XI - Sidi Tart’ri ben Tart’ri

 
 
Le Sidi Tart’ri en question qui a laissé de si gais souvenirs autour de la Casbah n’est autre, on le devine, que notre Tartarin…
 
Qu’est-ce que vous voulez ? Il y a comme cela, dans la vie des saints et des héros, des heures d’aveuglement, de trouble, de défaillance. L’illustre Tarasconnais n’en fut pas plus exempt qu’un autre, et c’est pourquoi – deux mois durant – oublieux des lions et de la gloire, il se grisa d’amour oriental et s’endormit, comme Annibal à Capoue, dans les délices d’Alger-la-Blanche.
 
Le brave homme avait loué au cœur de la ville arabe une jolie maisonnette indigène avec cour intérieure, bananiers, galeries fraîches et fontaines. Il vivait là loin de tout bruit en compagnie de sa Mauresque, Maure lui-même de la tête aux pieds, soufflant tout le jour dans son narghilé, et mangeant des confitures au musc.
 
 
Comme la dame ne savait pas un mot de français ni Tartarin un mot d’arabe, la conversation languissait quelquefois, et le bavard Tarasconnais avait tout le temps de faire pénitence pour les intempérances de langage dont il s’était rendu coupable à la pharmacie Bézuquet ou chez l’armurier Costecalde.
 
Mais cette pénitence même ne manquait pas de charme, et c’était comme un spleen voluptueux qu’il éprouvait à rester là tout le jour sans parler, en écoutant le glouglou du narghilé, le frôlement de la guitare et le bruit léger de la fontaine dans les mosaïques de la cour.
 
Le narghilé, le bain, l’amour remplissaient toute sa vie. On sortait peu. Quelquefois Sidi Tart’ri, sa dame en croupe, s’en allait sur une brave mule manger des grenades à un petit jardin qu’il avait acheté aux environs… Mais jamais, au grand jamais, il ne descendait dans la ville européenne.

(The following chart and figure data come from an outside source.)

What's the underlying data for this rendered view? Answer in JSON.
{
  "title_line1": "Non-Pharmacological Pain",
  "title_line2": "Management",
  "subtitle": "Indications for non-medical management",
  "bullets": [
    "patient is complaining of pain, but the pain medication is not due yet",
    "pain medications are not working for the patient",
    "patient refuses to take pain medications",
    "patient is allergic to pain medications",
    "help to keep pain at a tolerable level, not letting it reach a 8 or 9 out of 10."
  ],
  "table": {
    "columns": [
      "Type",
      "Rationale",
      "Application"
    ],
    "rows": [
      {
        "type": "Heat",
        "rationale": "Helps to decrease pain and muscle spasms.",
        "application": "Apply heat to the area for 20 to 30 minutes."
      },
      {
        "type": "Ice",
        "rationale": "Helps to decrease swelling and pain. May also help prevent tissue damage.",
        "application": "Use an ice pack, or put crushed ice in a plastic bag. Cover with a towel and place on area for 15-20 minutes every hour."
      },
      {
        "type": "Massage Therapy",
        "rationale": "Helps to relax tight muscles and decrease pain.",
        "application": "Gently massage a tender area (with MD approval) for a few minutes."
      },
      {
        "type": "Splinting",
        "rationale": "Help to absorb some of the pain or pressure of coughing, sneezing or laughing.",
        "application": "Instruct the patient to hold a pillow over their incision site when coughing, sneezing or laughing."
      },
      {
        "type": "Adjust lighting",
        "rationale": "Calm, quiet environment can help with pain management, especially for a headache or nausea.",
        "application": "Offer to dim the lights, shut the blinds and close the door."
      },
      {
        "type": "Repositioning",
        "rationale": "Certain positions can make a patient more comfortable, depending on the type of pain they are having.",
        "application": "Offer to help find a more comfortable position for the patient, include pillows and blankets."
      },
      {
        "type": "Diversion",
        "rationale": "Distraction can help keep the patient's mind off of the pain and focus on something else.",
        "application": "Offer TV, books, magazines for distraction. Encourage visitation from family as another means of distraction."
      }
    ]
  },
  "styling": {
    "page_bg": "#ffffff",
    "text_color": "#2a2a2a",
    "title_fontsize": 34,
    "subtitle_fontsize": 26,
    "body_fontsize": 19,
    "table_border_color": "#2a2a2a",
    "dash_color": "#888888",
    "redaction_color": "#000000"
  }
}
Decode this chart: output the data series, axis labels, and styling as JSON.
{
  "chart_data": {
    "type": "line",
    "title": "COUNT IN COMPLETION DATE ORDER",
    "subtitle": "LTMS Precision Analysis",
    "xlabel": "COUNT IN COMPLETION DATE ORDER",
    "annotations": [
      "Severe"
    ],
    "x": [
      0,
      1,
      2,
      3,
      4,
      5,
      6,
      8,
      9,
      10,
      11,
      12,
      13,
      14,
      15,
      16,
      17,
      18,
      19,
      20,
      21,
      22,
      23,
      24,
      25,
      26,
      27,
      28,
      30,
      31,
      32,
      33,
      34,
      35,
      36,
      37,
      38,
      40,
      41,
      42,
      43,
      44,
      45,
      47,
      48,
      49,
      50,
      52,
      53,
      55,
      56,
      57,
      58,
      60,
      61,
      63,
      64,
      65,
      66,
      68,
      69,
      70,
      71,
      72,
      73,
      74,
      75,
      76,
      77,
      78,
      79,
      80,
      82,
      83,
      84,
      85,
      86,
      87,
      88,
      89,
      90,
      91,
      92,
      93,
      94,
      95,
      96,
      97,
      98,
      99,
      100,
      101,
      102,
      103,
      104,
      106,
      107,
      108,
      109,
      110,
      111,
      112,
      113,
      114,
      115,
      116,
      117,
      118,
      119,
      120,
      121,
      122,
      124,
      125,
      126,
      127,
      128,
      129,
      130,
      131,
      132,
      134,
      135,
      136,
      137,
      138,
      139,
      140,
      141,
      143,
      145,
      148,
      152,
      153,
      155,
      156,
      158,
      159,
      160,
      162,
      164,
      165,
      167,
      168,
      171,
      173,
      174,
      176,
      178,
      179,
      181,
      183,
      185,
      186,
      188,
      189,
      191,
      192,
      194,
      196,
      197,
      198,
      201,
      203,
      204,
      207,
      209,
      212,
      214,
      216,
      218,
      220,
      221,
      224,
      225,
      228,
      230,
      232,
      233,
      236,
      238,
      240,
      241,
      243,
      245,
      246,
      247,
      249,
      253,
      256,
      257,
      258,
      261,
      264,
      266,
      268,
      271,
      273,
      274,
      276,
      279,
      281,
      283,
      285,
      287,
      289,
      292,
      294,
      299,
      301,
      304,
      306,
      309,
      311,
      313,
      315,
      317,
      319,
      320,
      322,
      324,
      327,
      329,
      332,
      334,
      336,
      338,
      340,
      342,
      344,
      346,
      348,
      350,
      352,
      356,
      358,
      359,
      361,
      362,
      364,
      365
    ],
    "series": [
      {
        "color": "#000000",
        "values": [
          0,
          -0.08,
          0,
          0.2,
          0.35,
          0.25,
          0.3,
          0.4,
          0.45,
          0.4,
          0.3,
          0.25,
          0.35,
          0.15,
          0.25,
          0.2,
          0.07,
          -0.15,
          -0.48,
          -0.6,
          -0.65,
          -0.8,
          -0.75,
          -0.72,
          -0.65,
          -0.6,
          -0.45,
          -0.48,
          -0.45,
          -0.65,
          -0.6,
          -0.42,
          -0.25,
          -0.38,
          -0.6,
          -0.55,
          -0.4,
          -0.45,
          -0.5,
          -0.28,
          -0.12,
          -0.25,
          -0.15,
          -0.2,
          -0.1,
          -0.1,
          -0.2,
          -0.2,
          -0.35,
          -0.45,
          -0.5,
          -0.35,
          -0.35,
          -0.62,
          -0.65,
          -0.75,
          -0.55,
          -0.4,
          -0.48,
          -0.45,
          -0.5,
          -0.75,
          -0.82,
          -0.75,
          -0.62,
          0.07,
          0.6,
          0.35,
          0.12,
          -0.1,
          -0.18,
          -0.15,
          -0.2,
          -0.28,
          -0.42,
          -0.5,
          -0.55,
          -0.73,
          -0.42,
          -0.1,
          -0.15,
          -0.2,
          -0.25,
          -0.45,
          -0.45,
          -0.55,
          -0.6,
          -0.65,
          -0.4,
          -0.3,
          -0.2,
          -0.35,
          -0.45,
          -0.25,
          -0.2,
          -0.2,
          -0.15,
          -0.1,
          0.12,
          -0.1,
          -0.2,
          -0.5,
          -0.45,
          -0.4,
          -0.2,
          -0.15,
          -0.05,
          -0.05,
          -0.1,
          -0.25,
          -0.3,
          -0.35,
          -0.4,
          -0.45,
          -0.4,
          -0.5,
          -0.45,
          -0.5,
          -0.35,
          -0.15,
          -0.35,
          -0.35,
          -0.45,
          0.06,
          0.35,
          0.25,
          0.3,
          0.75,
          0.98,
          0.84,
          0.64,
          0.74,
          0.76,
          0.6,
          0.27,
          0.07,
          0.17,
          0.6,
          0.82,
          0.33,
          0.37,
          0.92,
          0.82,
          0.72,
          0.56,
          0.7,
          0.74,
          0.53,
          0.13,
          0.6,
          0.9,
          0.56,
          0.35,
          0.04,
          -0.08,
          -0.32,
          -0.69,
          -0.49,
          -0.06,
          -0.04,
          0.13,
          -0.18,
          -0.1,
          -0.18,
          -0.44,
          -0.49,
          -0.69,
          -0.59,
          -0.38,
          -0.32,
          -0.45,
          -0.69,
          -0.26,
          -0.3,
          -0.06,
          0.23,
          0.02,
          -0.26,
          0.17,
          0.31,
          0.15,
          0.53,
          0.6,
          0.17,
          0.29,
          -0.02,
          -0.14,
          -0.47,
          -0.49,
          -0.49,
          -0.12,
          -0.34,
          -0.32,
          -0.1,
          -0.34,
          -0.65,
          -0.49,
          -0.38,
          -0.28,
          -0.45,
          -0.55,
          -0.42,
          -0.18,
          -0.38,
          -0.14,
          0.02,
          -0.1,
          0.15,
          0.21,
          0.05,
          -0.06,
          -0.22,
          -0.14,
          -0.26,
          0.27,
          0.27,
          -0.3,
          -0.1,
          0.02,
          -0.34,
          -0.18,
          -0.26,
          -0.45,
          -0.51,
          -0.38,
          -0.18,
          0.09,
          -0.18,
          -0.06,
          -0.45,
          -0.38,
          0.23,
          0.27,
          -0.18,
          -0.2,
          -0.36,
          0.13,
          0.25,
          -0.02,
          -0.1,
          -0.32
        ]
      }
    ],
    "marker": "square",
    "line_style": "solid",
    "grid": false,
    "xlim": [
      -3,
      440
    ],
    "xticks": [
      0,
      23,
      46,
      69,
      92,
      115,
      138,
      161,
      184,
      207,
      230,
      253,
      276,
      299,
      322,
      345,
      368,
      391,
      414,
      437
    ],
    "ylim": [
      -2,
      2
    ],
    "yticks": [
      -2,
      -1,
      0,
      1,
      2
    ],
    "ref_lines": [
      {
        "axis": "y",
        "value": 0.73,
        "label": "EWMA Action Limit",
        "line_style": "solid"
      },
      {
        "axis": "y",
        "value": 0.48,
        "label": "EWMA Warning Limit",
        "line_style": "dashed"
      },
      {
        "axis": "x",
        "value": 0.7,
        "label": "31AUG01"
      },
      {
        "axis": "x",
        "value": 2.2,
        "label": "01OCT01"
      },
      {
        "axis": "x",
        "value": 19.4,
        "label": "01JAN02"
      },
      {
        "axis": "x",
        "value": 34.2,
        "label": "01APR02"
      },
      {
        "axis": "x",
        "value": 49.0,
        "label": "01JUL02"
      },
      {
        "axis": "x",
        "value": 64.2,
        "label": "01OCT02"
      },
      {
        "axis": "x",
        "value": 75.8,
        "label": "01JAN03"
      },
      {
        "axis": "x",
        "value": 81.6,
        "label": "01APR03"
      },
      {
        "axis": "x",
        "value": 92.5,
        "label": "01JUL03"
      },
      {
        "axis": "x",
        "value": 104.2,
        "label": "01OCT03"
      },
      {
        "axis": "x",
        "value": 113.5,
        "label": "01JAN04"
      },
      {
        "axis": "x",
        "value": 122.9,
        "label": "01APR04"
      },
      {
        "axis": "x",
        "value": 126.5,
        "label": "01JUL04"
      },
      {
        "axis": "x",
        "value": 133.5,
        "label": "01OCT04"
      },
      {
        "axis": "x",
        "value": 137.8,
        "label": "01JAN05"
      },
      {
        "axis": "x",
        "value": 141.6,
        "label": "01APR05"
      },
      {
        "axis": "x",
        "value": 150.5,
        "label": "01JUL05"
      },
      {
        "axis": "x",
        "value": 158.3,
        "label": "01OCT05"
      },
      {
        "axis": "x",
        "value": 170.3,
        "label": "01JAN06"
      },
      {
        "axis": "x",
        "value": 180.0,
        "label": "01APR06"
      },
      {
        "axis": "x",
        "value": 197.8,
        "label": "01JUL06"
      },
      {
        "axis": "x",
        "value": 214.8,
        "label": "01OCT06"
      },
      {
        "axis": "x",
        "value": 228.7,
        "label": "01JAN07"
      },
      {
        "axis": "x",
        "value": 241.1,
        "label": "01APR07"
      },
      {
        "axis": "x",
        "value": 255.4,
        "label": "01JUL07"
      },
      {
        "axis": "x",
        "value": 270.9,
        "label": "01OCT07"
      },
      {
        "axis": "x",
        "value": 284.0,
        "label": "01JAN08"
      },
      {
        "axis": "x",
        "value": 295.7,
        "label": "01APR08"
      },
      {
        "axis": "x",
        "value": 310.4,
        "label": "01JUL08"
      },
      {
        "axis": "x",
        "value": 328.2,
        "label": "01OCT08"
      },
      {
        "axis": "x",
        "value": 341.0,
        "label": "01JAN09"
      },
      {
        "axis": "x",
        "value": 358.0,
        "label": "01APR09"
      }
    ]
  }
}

Avec ses zouaves en ribote, ses alcazars bourrés d’officiers, et son éternel bruit de sabres traînant sous les arcades, cet Alger-là lui semblait insupportable et laid comme un corps de garde d’Occident.
 
 
Le soir, le prince Grégory venait parler un peu du Monténégro libre… D’une complaisance infatigable, cet aimable seigneur remplissait dans la maison les fonctions d’interprète, au besoin même celles d’intendant, et tout cela pour rien, pour le plaisir… À part lui, Tartarin ne recevait que des Teurs. Tous ces forbans à têtes farouches, qui naguère lui faisaient tant de peur du fond de leurs noires échoppes, se trouvèrent être, une fois qu’il les connut, de bons commerçants inoffensifs, des brodeurs, des marchands d’épices, des tourneurs de tuyaux de pipes, tous gens bien élevés, humbles, finauds, discrets et de première force à la bouillotte. Quatre ou cinq fois par semaine, ces messieurs venaient passer la soirée chez Sidi Tart’ri, lui gagnaient son argent, lui mangeaient ses confitures, et sur le coup de dix heures se retiraient discrètement en remerciant le Prophète.
 
Derrière eux, Sidi Tart’ri et sa fidèle épouse finissaient la soirée sur la terrasse, une grande terrasse blanche qui faisait toit à la maison et dominait la ville. Tout autour, un millier d’autres terrasses blanches aussi, tranquilles sous le clair de lune, descendaient en s’échelonnant jusqu’à la mer. Des fredons de guitare arrivaient, portés par la brise.
 
… Soudain, comme un bouquet d’étoiles, une grande mélodie claire s’égrenait doucement dans le ciel, et, sur le minaret de la mosquée voisine, un beau muezzin apparaissait, découpant son ombre blanche dans le bleu profond de la nuit, et chantant la gloire d’Allah avec une voix merveilleuse qui remplissait l’horizon.
 
Aussitôt Baïa lâchait sa guitare, et ses grands yeux tournés vers le muezzin semblaient boire la prière avec délices. Tant que le chant durait, elle restait là, frissonnante, extasiée, comme une sainte Thérèse d’Orient… Tartarin, tout ému, la regardait prier et pensait en lui-même que c’était une forte et belle religion, celle qui pouvait causer des ivresses de foi pareilles.
 
Tarascon, voile-toi la face ! ton Tartarin songeait à se faire renégat.